In a letter to The Irish Catholic, the leading homelessness campaigner appeals to the minister to use her influence with the Taoiseach and other Government ministers to champion the cause of fighting homelessness in Ireland.
Noting that “while highlighting the well documented inequalities in the Catholic Church, the Minister sits happily in a Government that presides over some of the most discriminatory social injustices since the foundation of the State”, the Capuchin friar calls attention to how nearly 10,000 people, including almost 4,000 children, are living in homeless accommodation.
Bro. Kevin, whose Capuchin Day Centre in Dublin’s inner city provides over 900 meals a day to Dubliners in need, describes young families as having been “betrayed by those in power” and says the State’s failure to abandon its duty of care to its young people is “a tragedy”.

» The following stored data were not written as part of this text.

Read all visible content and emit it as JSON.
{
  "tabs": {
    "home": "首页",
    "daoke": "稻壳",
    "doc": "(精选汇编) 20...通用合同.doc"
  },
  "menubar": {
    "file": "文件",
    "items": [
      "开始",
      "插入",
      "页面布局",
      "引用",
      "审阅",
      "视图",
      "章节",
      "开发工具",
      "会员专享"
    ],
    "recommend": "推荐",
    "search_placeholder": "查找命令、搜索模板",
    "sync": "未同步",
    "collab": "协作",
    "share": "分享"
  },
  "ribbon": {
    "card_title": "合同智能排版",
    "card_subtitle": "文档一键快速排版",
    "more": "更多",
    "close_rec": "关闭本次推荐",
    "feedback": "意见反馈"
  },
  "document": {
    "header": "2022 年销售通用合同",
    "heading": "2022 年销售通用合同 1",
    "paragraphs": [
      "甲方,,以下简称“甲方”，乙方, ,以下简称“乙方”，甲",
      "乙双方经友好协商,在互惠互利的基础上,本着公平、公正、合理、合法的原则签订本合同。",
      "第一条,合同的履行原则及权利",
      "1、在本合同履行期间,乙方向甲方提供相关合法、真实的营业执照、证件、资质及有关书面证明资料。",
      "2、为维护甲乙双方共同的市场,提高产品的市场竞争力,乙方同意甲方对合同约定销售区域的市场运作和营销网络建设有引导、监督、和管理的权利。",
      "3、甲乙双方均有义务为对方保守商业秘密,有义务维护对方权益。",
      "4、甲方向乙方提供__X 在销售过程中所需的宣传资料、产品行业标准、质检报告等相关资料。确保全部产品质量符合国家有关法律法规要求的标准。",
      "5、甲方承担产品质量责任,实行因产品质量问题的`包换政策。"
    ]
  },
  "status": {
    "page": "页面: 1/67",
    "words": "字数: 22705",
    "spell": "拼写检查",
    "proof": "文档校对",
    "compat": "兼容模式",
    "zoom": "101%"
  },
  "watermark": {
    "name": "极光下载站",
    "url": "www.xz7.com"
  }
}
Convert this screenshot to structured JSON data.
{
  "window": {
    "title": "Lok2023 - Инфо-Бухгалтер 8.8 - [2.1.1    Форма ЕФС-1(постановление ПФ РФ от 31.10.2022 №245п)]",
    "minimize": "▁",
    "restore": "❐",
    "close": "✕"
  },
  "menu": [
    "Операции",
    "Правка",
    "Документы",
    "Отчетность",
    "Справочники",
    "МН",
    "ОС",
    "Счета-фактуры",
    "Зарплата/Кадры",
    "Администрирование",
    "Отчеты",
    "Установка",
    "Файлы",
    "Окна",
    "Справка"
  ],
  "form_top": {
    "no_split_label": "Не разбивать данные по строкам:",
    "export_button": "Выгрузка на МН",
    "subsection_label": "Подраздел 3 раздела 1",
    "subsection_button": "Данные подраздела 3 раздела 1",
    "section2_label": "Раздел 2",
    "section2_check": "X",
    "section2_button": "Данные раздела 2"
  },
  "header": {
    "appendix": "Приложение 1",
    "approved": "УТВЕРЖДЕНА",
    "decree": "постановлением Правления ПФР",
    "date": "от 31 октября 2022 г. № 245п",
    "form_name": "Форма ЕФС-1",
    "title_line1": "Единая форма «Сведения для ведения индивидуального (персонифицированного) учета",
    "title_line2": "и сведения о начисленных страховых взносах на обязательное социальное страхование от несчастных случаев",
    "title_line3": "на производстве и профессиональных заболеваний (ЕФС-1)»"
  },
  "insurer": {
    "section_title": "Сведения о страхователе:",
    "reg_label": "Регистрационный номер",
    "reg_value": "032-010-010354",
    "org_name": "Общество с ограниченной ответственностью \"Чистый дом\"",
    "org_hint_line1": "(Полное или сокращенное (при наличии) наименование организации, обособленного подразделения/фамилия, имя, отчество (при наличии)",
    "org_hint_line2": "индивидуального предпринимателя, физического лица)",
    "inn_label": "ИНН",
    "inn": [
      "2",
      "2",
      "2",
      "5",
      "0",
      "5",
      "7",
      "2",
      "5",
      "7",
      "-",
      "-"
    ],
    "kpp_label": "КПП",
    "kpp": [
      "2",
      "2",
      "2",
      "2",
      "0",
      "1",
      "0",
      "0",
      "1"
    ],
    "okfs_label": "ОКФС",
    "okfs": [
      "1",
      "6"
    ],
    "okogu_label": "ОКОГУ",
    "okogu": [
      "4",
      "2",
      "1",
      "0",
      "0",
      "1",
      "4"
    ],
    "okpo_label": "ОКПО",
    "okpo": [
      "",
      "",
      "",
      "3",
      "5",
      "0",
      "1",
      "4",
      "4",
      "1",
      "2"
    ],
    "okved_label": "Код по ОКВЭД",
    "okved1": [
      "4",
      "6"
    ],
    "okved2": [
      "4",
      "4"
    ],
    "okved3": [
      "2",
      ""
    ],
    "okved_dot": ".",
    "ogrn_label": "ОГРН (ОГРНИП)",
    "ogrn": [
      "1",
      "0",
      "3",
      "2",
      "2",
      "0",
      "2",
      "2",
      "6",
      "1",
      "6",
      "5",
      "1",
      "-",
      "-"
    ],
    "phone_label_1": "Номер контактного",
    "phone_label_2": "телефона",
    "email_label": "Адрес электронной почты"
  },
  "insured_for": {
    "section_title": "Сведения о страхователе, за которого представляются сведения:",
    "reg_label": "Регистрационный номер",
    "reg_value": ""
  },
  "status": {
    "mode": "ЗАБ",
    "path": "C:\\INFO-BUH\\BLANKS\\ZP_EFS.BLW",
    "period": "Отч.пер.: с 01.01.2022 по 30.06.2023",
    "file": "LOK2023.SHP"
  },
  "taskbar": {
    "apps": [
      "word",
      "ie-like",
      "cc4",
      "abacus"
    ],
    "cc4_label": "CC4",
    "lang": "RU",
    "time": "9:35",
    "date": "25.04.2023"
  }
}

The campaigner also asks the Government to explain the extent to which the State has failed to comply with its obligations under article 25 of the Universal Declaration of Human Rights. The article acknowledges a right to a standard of living – including housing – adequate for the health and well-being of adults and families, and says that motherhood and childhood are entitled to special care and assistance.
Action
Bro. Kevin explicitly calls on Ms Madigan to take “immediate action” to relieve the plight of “rough sleepers most at risk of dying on the side of the road” and to “relieve the misery of families who have been betrayed by successive failed ‘Action Plans’ and simply cannot wait for the Government to get it right”.
“These families need immediate Christian/Humanitarian action so that they can live life to the full with respect and dignity as God Intended,” he said.
Bro. Kevin’s comments come following a high-profile speech by Ms Madigan to the ‘We Are Church’ group last month, in which the Government minister claimed the Church “has a blind spot when it comes to the real inclusion of the marginalised or the stigmatised”.
“Irish public life in general has been well served by those who speak out against injustices, even when their actions are not appreciated or welcomed,” she added.